Não precisa! Tem um certo charme em errar até no arroz. Não
precisa ser sarada, porque não dá tempo de fazer tudo o que ela faz
e malhar.
Mas
acima de tudo: ela tem que ser segura de si e não querer depender de
mim, nem de ninguém.”
Pois
é. Ainda não ouvi esse discurso de nenhum homem. Nem mesmo parte
dele. Vai ver que é por isso que estou solteira aqui, na luta.
O
fato é que eu venho pensando nisso. Na incrível dissonância entre
a criação que nós, meninas e jovens mulheres, recebemos e a
expectativa da maioria dos meninos, jovens homens, homens e velhos
homens.
O
que nossos pais esperam de nós? O que nós esperamos de nós? E o
que eles esperam de nós?
Somos
a geração que foi criada para ganhar o mundo. Incentivadas a
estudar, trabalhar, viajar e, acima de tudo, construir a nossa
independência. Os poucos bolos que fiz na vida nunca fizeram os
olhos da minha mãe brilhar como as provas com notas 10. Os dias em
que me arrumei de forma impecável para sair nunca estamparam no
rosto do meu pai um sorriso orgulhoso como o que ele deu quando
entrei no mestrado. Quando resolvi fazer um breve curso de noções
de gastronomia meus pais acharam bacana. Mas quando resolvi fazer um
breve curso de língua e civilização francesa na Sorbonne eles
inflaram o peito como pombos.
Não
tivemos aula de corte e costura. Não aprendemos a rechear um
lagarto. Não nos chamaram pra trocar fralda de um priminho. Não nos
explicaram a diferença entre alvejante e água sanitária.

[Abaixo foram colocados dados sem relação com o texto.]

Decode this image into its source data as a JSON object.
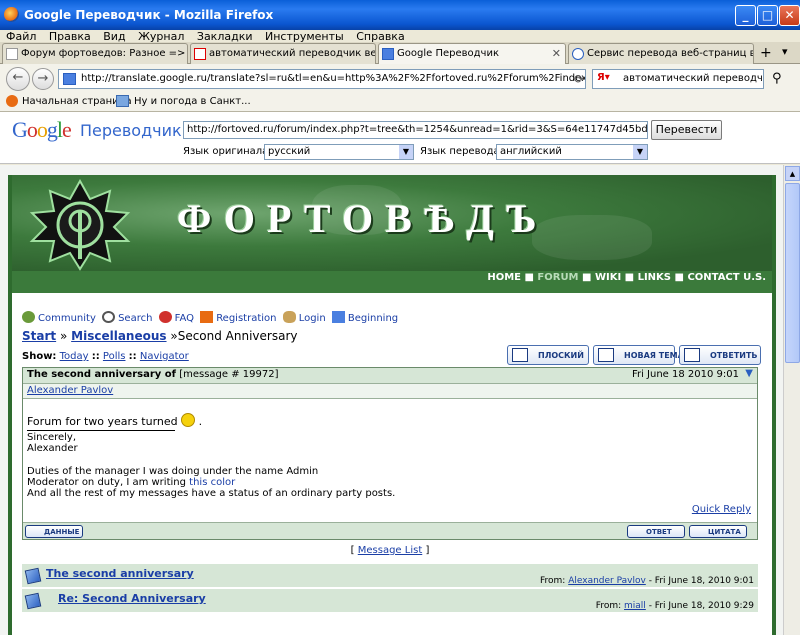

Exatamente como aconteceu com os meninos da nossa geração.
Mas
nos ensinaram esportes. Nos fizeram aprender inglês. Aprender a
dirigir. Aprender a construir um bom currículo. A trabalhar sem medo
e a investir nosso dinheiro. Exatamente como aconteceu com os meninos
da nossa geração.
Mas,
escuta, alguém lembrou de avisar os tais meninos que nós seríamos
assim? Que nós disputaríamos as vagas de emprego com eles? Que nós
iríamos querer jantar fora, ao invés de preparar o jantar? Que nós
iríamos gostar de cerveja, whisky, futebol e UFC? Que a gente não
ia ter saco pra ficar dando muita satisfação? Que nós seríamos
criadas para encontrar a felicidade na liberdade e o pavor na
submissão?
Aí,
a gente, com nossa camisa social que amassou no fim do dia, nossa
bolsa pesada, celular apitando os 26 novos e-mails, amigas nos
esperando para jantar, carro sem lavar, 4 reuniões marcadas para
amanhã, se pergunta “que raio de cara vai me querer?”.
“Talvez
se eu fosse mais delicada… Não falasse palavrão. Não tivesse
subordinados. Não dirigisse sozinha à noite sem medo. Talvez se eu
aparentasse fragilidade. Talvez se dissesse que não me importo em
lavar cuecas. Talvez…”
Mas
não. Essas não somos nós. Nós queremos um companheiro, lado a
lado, de igual pra igual. Muitas de nós sonham com filhos. Mas não
só com eles. Nós queremos fazer um risoto. Mas vamos querer morrer
se ganharmos um liquidificador de aniversário. Nós queremos contar
como foi nosso dia. Mas não vamos admitir que alguém questione
nossa rotina.
O
fato é: quem foi educado para nos querer? Quem é seguro o bastante
para amar uma mulher que voa? Quem está disposto a nos fazer querer
pousar ao seu lado no fim do dia? Quem entende que deitar no seu
peito é nossa forma de pedir colo? E que às vezes nós vamos
precisar do seu colo e às vezes só vamos querer companhia pra um
vinho? Que somos a geração da parceria e não da dependência?
E
não estou aqui, num discurso inflamado, culpando os homens. Não. A
culpa não é exatamente deles. É da sociedade como um todo. Da
criação equivocada. Da imagem que ainda é vendida da mulher. Dos
pais que criam filhas para o mundo, mas querem noras que vivam em
função da família.
No
fim das contas a gente não é nada do que o inconsciente coletivo
espera de uma mulher. E o melhor: nem queremos ser. Que fique claro,
nós não vamos andar para trás. Então vai ser essa mentalidade que
vai ter que andar para frente. Nós já nos abrimos pra ganhar o
mundo. Agora é o mundo tem que se virar pra ganhar a gente de volta.